Switzerland’s SNB kept the Libor rate below 0.25 percent.
In the UK, the MPC gave no surprises as the Asset Purchase Facility votes and Official Bank Rate votes remain unchanged. MPC members Martin Weale and Ian McCafferty voted in favor of raising interest rates by 25 basis points to 0.75 percent.
In Scotland’s referendum, a majority of Scots voted “No” on Thursday, indicating most are against Scotland becoming an independent country and discontinuing the use of British Pound as main currency. However, another referendum could manifest again as the recent result was a close call.
Gold had another rough week as buyers were unable to pass the initial hurdle at $1,250. This marks the third consecutive downweek and price is getting closer to medium-term support around $1,200. This could probably be the last chance for bulls to redeem themselves before a downspiral toward $1,000.
Oil saw volatility in a $4 range as bulls attempt to reverse the course of black gold. Ultimately, sellers around $94 and $95 won and they were able to press price back down and this left Oil largely unchanged this week. The battle at $92 is expected to rage on.
Another selldown happened on EURUSD this week as the pair was unable to get even close to the 1.3000 level. Dollar strength pulled this price down by nearly 170 pips to a price area that could give bulls some assistance. 1.2700-1.2750 is a very important support area.
Unlike EURUSD, GBPUSD has continued to trend higher this week. The pair hit a near-2 week high of 1.6523 on Friday. Nevertheless, price was nearly unchanged this week. Buyers need to get a concrete foothold above 1.6500 to keep the ball on their court.
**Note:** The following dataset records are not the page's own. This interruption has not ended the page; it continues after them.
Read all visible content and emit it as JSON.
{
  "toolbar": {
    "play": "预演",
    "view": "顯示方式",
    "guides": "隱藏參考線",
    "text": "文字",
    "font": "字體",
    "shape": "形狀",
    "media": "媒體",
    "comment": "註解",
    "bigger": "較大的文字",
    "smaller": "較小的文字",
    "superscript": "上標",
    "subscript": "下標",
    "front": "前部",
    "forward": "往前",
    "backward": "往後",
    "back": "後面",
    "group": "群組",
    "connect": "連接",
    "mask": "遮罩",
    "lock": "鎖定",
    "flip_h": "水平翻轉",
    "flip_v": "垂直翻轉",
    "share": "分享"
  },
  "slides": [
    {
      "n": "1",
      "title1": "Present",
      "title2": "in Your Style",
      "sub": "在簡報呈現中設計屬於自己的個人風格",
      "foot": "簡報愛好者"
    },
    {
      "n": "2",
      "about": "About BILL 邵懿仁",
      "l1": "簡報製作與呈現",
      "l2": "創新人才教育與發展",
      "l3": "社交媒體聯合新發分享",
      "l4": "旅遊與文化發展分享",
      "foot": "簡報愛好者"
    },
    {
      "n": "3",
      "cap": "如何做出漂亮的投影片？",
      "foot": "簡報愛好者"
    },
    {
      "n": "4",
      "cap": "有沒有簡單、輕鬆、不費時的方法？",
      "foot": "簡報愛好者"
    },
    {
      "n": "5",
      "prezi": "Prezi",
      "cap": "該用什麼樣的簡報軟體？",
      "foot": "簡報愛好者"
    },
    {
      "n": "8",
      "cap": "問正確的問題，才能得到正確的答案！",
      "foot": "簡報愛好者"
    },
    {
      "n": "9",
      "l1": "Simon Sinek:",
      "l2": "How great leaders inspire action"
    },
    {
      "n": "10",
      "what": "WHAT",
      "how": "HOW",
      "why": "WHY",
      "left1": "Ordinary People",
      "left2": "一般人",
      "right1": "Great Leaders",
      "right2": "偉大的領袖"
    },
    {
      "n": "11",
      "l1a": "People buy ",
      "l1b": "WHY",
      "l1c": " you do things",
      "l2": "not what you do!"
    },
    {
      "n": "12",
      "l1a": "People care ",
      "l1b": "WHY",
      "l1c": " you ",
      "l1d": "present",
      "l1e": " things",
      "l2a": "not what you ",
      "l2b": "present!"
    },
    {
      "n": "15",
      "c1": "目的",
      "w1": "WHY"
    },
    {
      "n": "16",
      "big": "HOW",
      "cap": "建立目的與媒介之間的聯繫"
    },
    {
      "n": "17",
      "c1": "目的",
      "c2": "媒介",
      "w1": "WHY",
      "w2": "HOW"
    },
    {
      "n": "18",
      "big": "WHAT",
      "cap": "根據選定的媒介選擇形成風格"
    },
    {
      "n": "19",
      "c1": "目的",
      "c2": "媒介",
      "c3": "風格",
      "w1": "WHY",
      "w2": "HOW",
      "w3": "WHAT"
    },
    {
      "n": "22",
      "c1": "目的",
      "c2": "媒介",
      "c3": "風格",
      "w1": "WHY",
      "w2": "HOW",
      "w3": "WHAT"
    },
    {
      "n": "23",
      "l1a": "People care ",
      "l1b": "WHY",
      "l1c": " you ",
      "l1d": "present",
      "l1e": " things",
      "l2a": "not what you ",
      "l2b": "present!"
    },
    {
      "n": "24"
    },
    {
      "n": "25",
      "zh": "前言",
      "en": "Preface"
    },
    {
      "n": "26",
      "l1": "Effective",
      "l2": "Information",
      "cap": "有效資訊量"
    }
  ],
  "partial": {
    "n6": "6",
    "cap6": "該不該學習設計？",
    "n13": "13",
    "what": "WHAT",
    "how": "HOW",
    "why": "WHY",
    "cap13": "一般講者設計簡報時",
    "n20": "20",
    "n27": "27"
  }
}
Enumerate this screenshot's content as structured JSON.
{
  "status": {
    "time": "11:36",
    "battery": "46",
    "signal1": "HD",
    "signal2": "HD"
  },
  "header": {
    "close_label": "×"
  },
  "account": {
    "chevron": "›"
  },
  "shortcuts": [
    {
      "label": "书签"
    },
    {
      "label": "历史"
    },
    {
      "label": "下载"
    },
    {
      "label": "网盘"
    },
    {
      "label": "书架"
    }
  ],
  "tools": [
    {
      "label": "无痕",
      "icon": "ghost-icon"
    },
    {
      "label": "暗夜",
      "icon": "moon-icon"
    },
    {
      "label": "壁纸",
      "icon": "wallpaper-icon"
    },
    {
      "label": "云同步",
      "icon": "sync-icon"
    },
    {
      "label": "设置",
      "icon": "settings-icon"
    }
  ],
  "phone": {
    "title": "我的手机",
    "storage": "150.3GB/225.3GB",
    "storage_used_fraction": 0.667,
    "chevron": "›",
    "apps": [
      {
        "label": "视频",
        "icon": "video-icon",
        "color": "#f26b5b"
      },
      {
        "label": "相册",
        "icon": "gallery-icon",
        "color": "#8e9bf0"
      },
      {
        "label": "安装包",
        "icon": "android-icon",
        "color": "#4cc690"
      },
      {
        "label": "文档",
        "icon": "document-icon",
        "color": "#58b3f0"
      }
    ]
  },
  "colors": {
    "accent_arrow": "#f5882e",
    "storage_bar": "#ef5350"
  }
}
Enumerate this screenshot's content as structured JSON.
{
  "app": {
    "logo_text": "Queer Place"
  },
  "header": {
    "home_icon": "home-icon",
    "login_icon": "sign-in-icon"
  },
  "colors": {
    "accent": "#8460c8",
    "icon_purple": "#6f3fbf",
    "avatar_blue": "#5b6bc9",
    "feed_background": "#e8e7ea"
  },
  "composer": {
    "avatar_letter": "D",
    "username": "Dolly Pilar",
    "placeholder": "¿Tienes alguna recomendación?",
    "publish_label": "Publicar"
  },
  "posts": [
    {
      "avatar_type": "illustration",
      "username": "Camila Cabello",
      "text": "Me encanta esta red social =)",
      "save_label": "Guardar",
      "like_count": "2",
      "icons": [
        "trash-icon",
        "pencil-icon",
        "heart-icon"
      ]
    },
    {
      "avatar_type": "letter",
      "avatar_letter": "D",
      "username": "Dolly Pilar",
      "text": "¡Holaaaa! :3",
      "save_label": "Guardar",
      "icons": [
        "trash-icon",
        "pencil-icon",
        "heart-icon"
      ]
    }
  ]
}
USDJPY went on to climb for the third straight week and it is now hitting a major multi-year down-trendline, which dates back to 2002. Will this trendline influence this pair? We will soon find out. Bulls ideally will post a control tower at 106-107 to prevent large price retracements.
The Week Ahead
This week will have a relatively mild news activity ahead of September’s closing in the following week.
On Monday, New Zealand kicks off the brand new week with Westpac Consumer Sentiment. This will be followed by German Bundesbank’s Monthly Report; ECB Draghi’s speech; US and Existing Home Sales.
On Tuesday, traders will keep an eye on China’s HSBC Flash Manufacturing PMI; Flash Manufacturing PMI and Flash Services PMI from France, Germany, and the Eurozone; UK BBA Mortgage Approvals and Public Sector Net Borrowing; Canada’s Retail Sales; and US Flash Manufacturing PMI. Japan will observe Autumnal Equinox Day today.
Wednesday will be unusually brief with New Zealand’s Trade Balance; Australia’s CB Leading Index and RBA Financial Stability Review; Germany’s Ifo Business Climate; and US New Home Sales.
Thursday will also be abbreviated and only publish a few releases such as RBA Governor Stevens’ speech; UK Nationwide HPI; Eurozone Private Loans and M3 money Supply; UK CBI Realized Sales; US Durable Goods Orders and Jobless Claims.
Friday will end the week quietly again. This time, we’ll only see Japan’s Tokyo Core CPI; GfK German Consumer Climate; US GDP and Revised UoM Consumer Sentiment.